Works in the Herald 1935

Whenever I venture to tell in detail of my experiences with jumper ants the recital is greeted by my so-called friends with symptoms of ill-timed levity that seem to me indicative of a distorted and primitively brutal sense of humor.

For me it is a serious story. For, since it is surely a serious thing to die, it is doubly serious to die twice. But to have died twice and been twice resuscitated, and still to walk about one's own domain in constant fear of a third and possibly yet more painful - not to say permanent - death is to me a matter of seriousness beyond all question.

Last week told of the German entomologist - a specialist in ants - who was virtually driven out of Australia by the combined attacks of Bulldog and Jumper ants. My own experience, I venture to think, was even more distressing.

Since I was a very small boy, I have taken a deep interest in the ways of ants. Many a parental wigging I received for lying on my stomach in a sandy, sun-scorched yard, watching for hours a community of sugar ants going to and fro upon their lawful occasions.
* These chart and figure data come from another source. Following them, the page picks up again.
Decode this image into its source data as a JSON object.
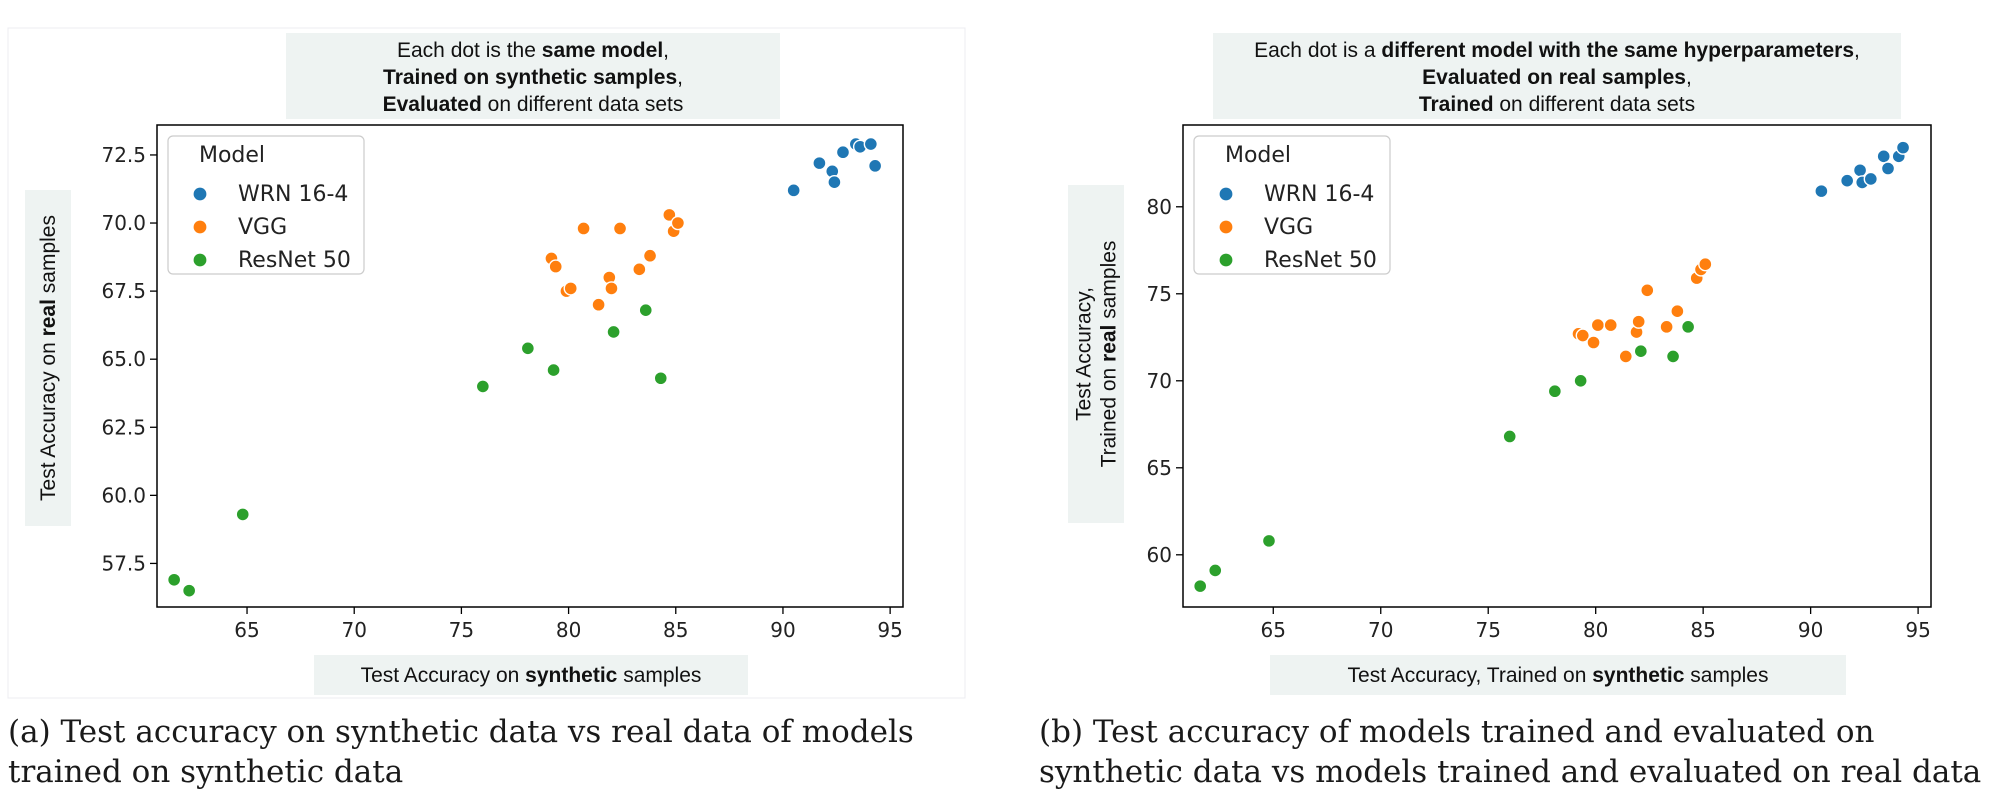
{
  "chart_data": [
    {
      "type": "scatter",
      "annotation_lines": [
        [
          {
            "t": "Each dot is the ",
            "b": false
          },
          {
            "t": "same model",
            "b": true
          },
          {
            "t": ",",
            "b": false
          }
        ],
        [
          {
            "t": "Trained on synthetic samples",
            "b": true
          },
          {
            "t": ",",
            "b": false
          }
        ],
        [
          {
            "t": "Evaluated",
            "b": true
          },
          {
            "t": " on different data sets",
            "b": false
          }
        ]
      ],
      "xlabel_parts": [
        {
          "t": "Test Accuracy on ",
          "b": false
        },
        {
          "t": "synthetic",
          "b": true
        },
        {
          "t": " samples",
          "b": false
        }
      ],
      "ylabel_lines": [
        [
          {
            "t": "Test Accuracy on ",
            "b": false
          },
          {
            "t": "real",
            "b": true
          },
          {
            "t": " samples",
            "b": false
          }
        ]
      ],
      "xlim": [
        60.8,
        95.6
      ],
      "ylim": [
        55.9,
        73.6
      ],
      "xticks": [
        65,
        70,
        75,
        80,
        85,
        90,
        95
      ],
      "yticks": [
        57.5,
        60.0,
        62.5,
        65.0,
        67.5,
        70.0,
        72.5
      ],
      "ytick_decimals": 1,
      "grid": false,
      "legend": {
        "title": "Model",
        "position": "top-left"
      },
      "series": [
        {
          "name": "WRN 16-4",
          "color": "#1f77b4",
          "points": [
            [
              90.5,
              71.2
            ],
            [
              91.7,
              72.2
            ],
            [
              92.3,
              71.9
            ],
            [
              92.4,
              71.5
            ],
            [
              92.8,
              72.6
            ],
            [
              93.4,
              72.9
            ],
            [
              93.6,
              72.8
            ],
            [
              94.1,
              72.9
            ],
            [
              94.3,
              72.1
            ]
          ]
        },
        {
          "name": "VGG",
          "color": "#ff7f0e",
          "points": [
            [
              79.2,
              68.7
            ],
            [
              79.4,
              68.4
            ],
            [
              79.9,
              67.5
            ],
            [
              80.1,
              67.6
            ],
            [
              80.7,
              69.8
            ],
            [
              81.4,
              67.0
            ],
            [
              81.9,
              68.0
            ],
            [
              82.0,
              67.6
            ],
            [
              82.4,
              69.8
            ],
            [
              83.3,
              68.3
            ],
            [
              83.8,
              68.8
            ],
            [
              84.7,
              70.3
            ],
            [
              84.9,
              69.7
            ],
            [
              85.1,
              70.0
            ]
          ]
        },
        {
          "name": "ResNet 50",
          "color": "#2ca02c",
          "points": [
            [
              61.6,
              56.9
            ],
            [
              62.3,
              56.5
            ],
            [
              64.8,
              59.3
            ],
            [
              76.0,
              64.0
            ],
            [
              78.1,
              65.4
            ],
            [
              79.3,
              64.6
            ],
            [
              82.1,
              66.0
            ],
            [
              83.6,
              66.8
            ],
            [
              84.3,
              64.3
            ]
          ]
        }
      ]
    },
    {
      "type": "scatter",
      "annotation_lines": [
        [
          {
            "t": "Each dot is a ",
            "b": false
          },
          {
            "t": "different model with the same hyperparameters",
            "b": true
          },
          {
            "t": ",",
            "b": false
          }
        ],
        [
          {
            "t": "Evaluated on real samples",
            "b": true
          },
          {
            "t": ",",
            "b": false
          }
        ],
        [
          {
            "t": "Trained",
            "b": true
          },
          {
            "t": " on different data sets",
            "b": false
          }
        ]
      ],
      "xlabel_parts": [
        {
          "t": "Test Accuracy, Trained on ",
          "b": false
        },
        {
          "t": "synthetic",
          "b": true
        },
        {
          "t": " samples",
          "b": false
        }
      ],
      "ylabel_lines": [
        [
          {
            "t": "Test Accuracy,",
            "b": false
          }
        ],
        [
          {
            "t": "Trained on ",
            "b": false
          },
          {
            "t": "real",
            "b": true
          },
          {
            "t": " samples",
            "b": false
          }
        ]
      ],
      "xlim": [
        60.8,
        95.6
      ],
      "ylim": [
        57.0,
        84.7
      ],
      "xticks": [
        65,
        70,
        75,
        80,
        85,
        90,
        95
      ],
      "yticks": [
        60,
        65,
        70,
        75,
        80
      ],
      "ytick_decimals": 0,
      "grid": false,
      "legend": {
        "title": "Model",
        "position": "top-left"
      },
      "series": [
        {
          "name": "WRN 16-4",
          "color": "#1f77b4",
          "points": [
            [
              90.5,
              80.9
            ],
            [
              91.7,
              81.5
            ],
            [
              92.3,
              82.1
            ],
            [
              92.4,
              81.4
            ],
            [
              92.8,
              81.6
            ],
            [
              93.4,
              82.9
            ],
            [
              93.6,
              82.2
            ],
            [
              94.1,
              82.9
            ],
            [
              94.3,
              83.4
            ]
          ]
        },
        {
          "name": "VGG",
          "color": "#ff7f0e",
          "points": [
            [
              79.2,
              72.7
            ],
            [
              79.4,
              72.6
            ],
            [
              79.9,
              72.2
            ],
            [
              80.1,
              73.2
            ],
            [
              80.7,
              73.2
            ],
            [
              81.4,
              71.4
            ],
            [
              81.9,
              72.8
            ],
            [
              82.0,
              73.4
            ],
            [
              82.4,
              75.2
            ],
            [
              83.3,
              73.1
            ],
            [
              83.8,
              74.0
            ],
            [
              84.7,
              75.9
            ],
            [
              84.9,
              76.4
            ],
            [
              85.1,
              76.7
            ]
          ]
        },
        {
          "name": "ResNet 50",
          "color": "#2ca02c",
          "points": [
            [
              61.6,
              58.2
            ],
            [
              62.3,
              59.1
            ],
            [
              64.8,
              60.8
            ],
            [
              76.0,
              66.8
            ],
            [
              78.1,
              69.4
            ],
            [
              79.3,
              70.0
            ],
            [
              82.1,
              71.7
            ],
            [
              83.6,
              71.4
            ],
            [
              84.3,
              73.1
            ]
          ]
        }
      ]
    }
  ],
  "captions": [
    "(a) Test accuracy on synthetic data vs real data of models trained on synthetic data",
    "(b) Test accuracy of models trained and evaluated on synthetic data vs models trained and evaluated on real data"
  ]
}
But the ants that I knew in those days, though short-tempered, were comparatively harmless, attacking with nippers only, and causing merely monetary pain. I had yet to become acquainted with those black-hearted, sneaking imps of iniquity who carry their lethal weapon aft, in the form of a keen and brutal stiletto, incredibly long, and unbelievably poisonous.

My first experience with my mortal enemy, the Jumper, happened five or six years ago. I was peacefully weeding the garden, wishing harm to no creature on earth, when one of those foul fiends of the underworld, leaping at me from a good six inches away, had, in a flash, not only grabbed me with his nippers, but had sunk his deadly stiletto deep into the knuckle of a forefinger.

Expecting no serious consequence, I brushed him aside, and went on weeding. But in less that 30 seconds the pain became intense, and, as I stood upright, a giddiness came upon me, with a most horrible sensation as if myriads of loathsome insects were crawling through every vein and artery in my system.

In a staggering run, I managed to reach the house, possessed by a ghastly premonition of swift and agonising death. In the bathroom I applied ammonia, while the symptoms of deathly sickness increased alarmingly.

Then I happened to catch sight of my face in the mirror. It was a face I failed to recognise the face of a corpse. My howl of mortal terror brought the household rushing to my aid; I was led to a bedroom door and left there while they hastened away for restoratives.

Between the bedroom door and the bed was a space of not more than six paces; but before I had covered half the distance, sagging at the knees I was enveloped in swift and terrifying darkness. For a few seconds I groped about in utter blackness, felt myself falling, and was unconscious before I hit the floor.

When I came to life again, cold compresses and that sovereign remedy, the blue bag, were being applied. But for half a day I was sick and very sorry, while the prodigious swelling of finger, hand and forearm remained for more than a week.

About a year later similar experience befell me, with the symptoms even more distressing. But even the physical suffering I endured on each of these occasions is hardly worse than my mental distress at the attitude of my alleged friends whenever I attempt to describe that awful face I saw in the mirror.

My face had gone a sickly, greenish yellow, my eyes, violently inflamed, protruded horribly, while my swollen lips were of a ghastly purplish hue. And all this plus the crawling in my veins, plus the deathly vertigo and nausea, plus the -

Well, I ask you, do you consider it a laughing matter?